After handily winning the PALEA elections, the Rivera-led leadership is extending the hand of cooperation to all groups in the union. “We appeal to all PALEA members, including candidates for the elections, to move forward and unite for our common interests as PAL employees. Its time to leave partisan politics behind and respect the will of the majority as the union faces the challenge of securing a pay hike, other benefits and job security,” Rivera stated.
He also called on management to work with PALEA in attaining the industrial peace needed in PAL’s corporate plans. “PALEA is more than willing to ensure industrial peace based on respect for labor rights and decent work, as we have formally communicated to PAL President and COO Jaime Bautista,” Rivera explained.

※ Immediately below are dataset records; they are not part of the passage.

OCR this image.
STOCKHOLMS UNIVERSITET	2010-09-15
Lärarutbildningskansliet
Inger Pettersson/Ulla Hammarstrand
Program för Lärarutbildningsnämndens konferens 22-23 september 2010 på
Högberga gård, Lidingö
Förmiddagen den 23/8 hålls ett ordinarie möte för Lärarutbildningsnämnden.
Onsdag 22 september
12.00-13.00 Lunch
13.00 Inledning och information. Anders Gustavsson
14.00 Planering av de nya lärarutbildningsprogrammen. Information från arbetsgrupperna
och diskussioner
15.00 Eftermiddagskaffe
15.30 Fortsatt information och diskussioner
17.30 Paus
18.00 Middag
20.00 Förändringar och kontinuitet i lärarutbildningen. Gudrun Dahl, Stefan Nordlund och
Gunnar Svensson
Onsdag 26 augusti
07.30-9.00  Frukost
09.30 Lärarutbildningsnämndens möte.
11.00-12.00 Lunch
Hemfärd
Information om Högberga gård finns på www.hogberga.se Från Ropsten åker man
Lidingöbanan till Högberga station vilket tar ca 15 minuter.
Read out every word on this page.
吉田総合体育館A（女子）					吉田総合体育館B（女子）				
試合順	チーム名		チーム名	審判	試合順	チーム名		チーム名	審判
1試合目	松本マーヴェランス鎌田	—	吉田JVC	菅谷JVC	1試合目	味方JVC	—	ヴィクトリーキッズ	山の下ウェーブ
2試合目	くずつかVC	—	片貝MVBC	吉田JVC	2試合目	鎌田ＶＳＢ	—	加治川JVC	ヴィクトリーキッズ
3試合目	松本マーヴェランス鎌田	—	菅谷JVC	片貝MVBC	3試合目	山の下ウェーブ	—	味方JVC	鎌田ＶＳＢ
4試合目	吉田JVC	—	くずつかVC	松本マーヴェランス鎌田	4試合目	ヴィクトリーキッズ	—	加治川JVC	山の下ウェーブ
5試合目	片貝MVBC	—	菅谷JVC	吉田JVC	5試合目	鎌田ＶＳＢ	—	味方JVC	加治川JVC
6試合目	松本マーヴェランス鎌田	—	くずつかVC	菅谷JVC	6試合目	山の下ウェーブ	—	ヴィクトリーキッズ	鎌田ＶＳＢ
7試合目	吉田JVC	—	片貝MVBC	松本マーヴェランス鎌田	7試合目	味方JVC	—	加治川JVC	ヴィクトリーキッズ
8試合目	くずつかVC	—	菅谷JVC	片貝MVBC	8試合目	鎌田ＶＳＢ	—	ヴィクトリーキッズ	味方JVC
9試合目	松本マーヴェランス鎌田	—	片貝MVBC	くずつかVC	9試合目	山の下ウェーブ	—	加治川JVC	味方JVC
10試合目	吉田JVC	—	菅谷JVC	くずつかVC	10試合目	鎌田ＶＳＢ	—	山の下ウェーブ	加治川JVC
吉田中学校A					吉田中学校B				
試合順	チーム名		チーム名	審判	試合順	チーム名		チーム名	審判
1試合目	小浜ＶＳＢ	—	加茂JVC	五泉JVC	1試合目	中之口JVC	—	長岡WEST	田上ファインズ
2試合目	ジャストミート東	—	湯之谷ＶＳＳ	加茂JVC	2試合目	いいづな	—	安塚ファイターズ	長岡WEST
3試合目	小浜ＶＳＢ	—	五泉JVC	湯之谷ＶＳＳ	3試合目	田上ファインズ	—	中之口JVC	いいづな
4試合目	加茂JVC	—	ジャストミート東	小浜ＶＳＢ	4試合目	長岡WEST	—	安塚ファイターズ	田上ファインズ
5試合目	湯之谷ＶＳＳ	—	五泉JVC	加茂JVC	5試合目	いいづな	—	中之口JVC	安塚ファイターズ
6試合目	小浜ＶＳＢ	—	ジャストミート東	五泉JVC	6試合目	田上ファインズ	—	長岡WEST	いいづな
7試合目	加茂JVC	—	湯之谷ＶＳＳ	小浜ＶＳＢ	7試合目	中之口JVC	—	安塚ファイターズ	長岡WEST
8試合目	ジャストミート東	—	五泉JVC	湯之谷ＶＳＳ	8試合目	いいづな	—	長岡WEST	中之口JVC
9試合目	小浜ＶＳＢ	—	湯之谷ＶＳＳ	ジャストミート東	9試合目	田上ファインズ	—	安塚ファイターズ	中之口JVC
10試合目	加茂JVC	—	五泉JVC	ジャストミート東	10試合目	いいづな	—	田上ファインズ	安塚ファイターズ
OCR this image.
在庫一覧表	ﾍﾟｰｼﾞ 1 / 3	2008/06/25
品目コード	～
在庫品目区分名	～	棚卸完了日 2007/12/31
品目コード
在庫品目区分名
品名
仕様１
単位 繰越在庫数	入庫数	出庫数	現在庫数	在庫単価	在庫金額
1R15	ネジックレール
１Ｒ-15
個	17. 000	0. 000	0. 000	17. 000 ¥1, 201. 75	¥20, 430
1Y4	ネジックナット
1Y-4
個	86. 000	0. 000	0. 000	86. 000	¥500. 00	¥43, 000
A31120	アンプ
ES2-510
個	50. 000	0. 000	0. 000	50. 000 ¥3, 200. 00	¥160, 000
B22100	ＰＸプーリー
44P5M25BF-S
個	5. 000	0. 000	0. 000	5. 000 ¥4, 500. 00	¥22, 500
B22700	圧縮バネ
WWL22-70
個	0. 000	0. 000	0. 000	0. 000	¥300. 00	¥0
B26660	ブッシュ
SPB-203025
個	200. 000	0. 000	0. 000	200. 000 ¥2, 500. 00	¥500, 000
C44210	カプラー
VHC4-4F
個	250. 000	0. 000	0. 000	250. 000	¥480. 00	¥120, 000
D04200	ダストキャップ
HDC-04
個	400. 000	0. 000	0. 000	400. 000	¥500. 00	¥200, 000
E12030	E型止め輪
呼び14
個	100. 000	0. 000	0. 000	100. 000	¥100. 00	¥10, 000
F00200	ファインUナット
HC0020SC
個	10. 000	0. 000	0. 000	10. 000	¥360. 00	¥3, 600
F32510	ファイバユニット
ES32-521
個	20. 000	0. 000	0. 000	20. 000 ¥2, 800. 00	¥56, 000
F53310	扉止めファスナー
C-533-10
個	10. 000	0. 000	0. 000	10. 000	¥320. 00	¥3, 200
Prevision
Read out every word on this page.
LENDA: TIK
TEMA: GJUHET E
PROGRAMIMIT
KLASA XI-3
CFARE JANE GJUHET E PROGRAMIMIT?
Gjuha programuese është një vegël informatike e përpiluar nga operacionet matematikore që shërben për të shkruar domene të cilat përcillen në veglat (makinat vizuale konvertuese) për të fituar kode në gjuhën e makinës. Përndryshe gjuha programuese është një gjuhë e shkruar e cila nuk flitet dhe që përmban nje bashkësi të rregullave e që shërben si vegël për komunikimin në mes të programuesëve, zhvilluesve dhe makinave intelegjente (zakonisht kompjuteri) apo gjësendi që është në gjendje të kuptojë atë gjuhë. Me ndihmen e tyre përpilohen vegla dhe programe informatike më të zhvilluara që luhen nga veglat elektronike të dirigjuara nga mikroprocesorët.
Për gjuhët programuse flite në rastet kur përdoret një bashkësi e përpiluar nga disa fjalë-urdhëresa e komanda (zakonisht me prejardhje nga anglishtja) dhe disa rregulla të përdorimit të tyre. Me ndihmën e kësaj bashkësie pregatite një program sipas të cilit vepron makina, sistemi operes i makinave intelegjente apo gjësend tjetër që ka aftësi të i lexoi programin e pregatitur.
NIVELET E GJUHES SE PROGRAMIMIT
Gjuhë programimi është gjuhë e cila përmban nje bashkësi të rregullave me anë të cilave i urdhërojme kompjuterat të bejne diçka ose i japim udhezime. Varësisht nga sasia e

After the buyback by the Lucio Tan group of PAL, PALEA wrote the new management in December last year about reopening talks for a CBA and realizing the reinstatement provision of the settlement agreement.
Rivera elaborated that “Wages for PAL employees have not been increased over the past 17 years except for a few times because there have been no new bargaining negotiations since the controversial 1998 CBA suspension. After we took leadership of PALEA in 2010 we immediately proposed a new CBA but talks got stalled over PAL’s insistence that it should cover only employees that will not be outsourced. But with the resolution of the outsourcing dispute, it is high time to put the CBA negotiations back on the agenda, together with the reinstatement of the PALEA 600.”
PALEA 600 refers to the approximate number of members who opposed the outsourcing plan in 2011 and were covered by the settlement agreement in 2013. Some 2,400 PAL employees were laid off in September 2011 as a result of outsourcing but many were forced to take the separation offer over the course of the protracted dispute.